One of the most useful downsizing tidbits I gleaned last year was from an AARP webinar on downsizing. The presenter asked us to consider why an object was important to us, and the answer almost always is the story associated with it. He urged us to preserve those stories, along with a photo, rather than the objects themselves.
Through my years of downsizing, I had regularly been taking photos prior to parting with my possessions. Currently, most of these reside on my hard-drive without any labeling. Occasionally, a photo of a particularly interesting find will make its way to my Facebook or Instagram pages.
But then there are the objects that, for some reason, I have difficult letting go of. These are more commonly items that appear to have no great intrinsic worth to anyone else and, yet, meant something to me. For example, I have a collection of t-shirts collected over the course of my adult life.
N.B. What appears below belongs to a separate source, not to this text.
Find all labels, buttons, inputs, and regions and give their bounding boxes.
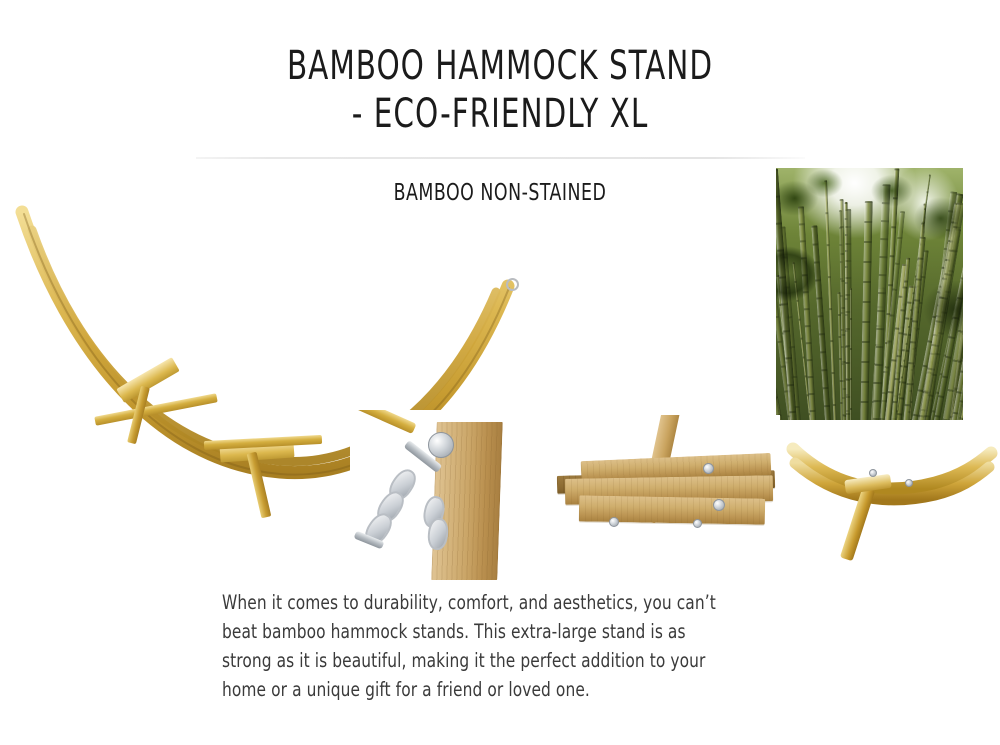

Some are too worn to donate; others would have no meaning to anyone else. Except for a small handful I wear at the gym, I have no real need for them. And yet, despite the fact that I had photographed each one, I haven’t managed to move them out of the house. Some people suggested making a quilt—something that would have required more labor and talent than I had or more expense if I farmed it out. Plus, I didn’t need any more covers or wall-hangings.
Then, I remembered that to celebrate my 50th birthday many years ago, I had displayed these t-shirts on a rack and called it “My Life in T-Shirts.” It was a huge hit. I decided to combine the photos with story-telling and create “My Life in T-shirts,” the digital version. I put the t-shirts in some kind of chronological order—not by when I’d purchased them, but more by what they represented in my life and write a paragraph about each one. Nothing big. Over time, I began posting these to my Facebook page, but I also have a narrative with photos that I keep for myself. It's not a complete life story, of course, as its viewed through the lens of a particular kind of object--in this case the t-shirts in my collection. But the exercise is rewarding and allows me to let go to the physical object.
Here is an example:
T-shirt #5. London. For years, London was a second home. My mum was born there, my sister moved there after art school, and my parents retired there while I was still in college. The summer I was 20, I worked at in the woolen fabric department of Liberty’s of London and had a Finnish boyfriend. My first teaching job was in Crouch End in the London Borough of Haringey, where I lived in a flat with the bathtub in the kitchen and some very aggressive pet rabbits in the yard. After that, I would return once or twice a year to visit until the members of my nuclear family passed away, and I've probably been there more than three dozen times. As for the iconic "underground" pictured in the t-shirt, I once knew where all the quick changes between lines were. Alas, no more.
This concept can apply to other kinds of objects that help to tell your life story. I recently removed the last box of items from my storage unit (a whole other saga) that I had not gone through—all the various music books, song books, and sheet music from years of lessons and singing. My musical talent is average at best—I never successfully learned to play any of the many instruments I studied—piano, recorder, guitar, harmonica, banjo, but I always loved singing, and these relics say something about my interests over time. I’m thinking about “My Life in Musical Instruments and Songbooks.”
How about:
What would your favorite “My Life in…” stories be?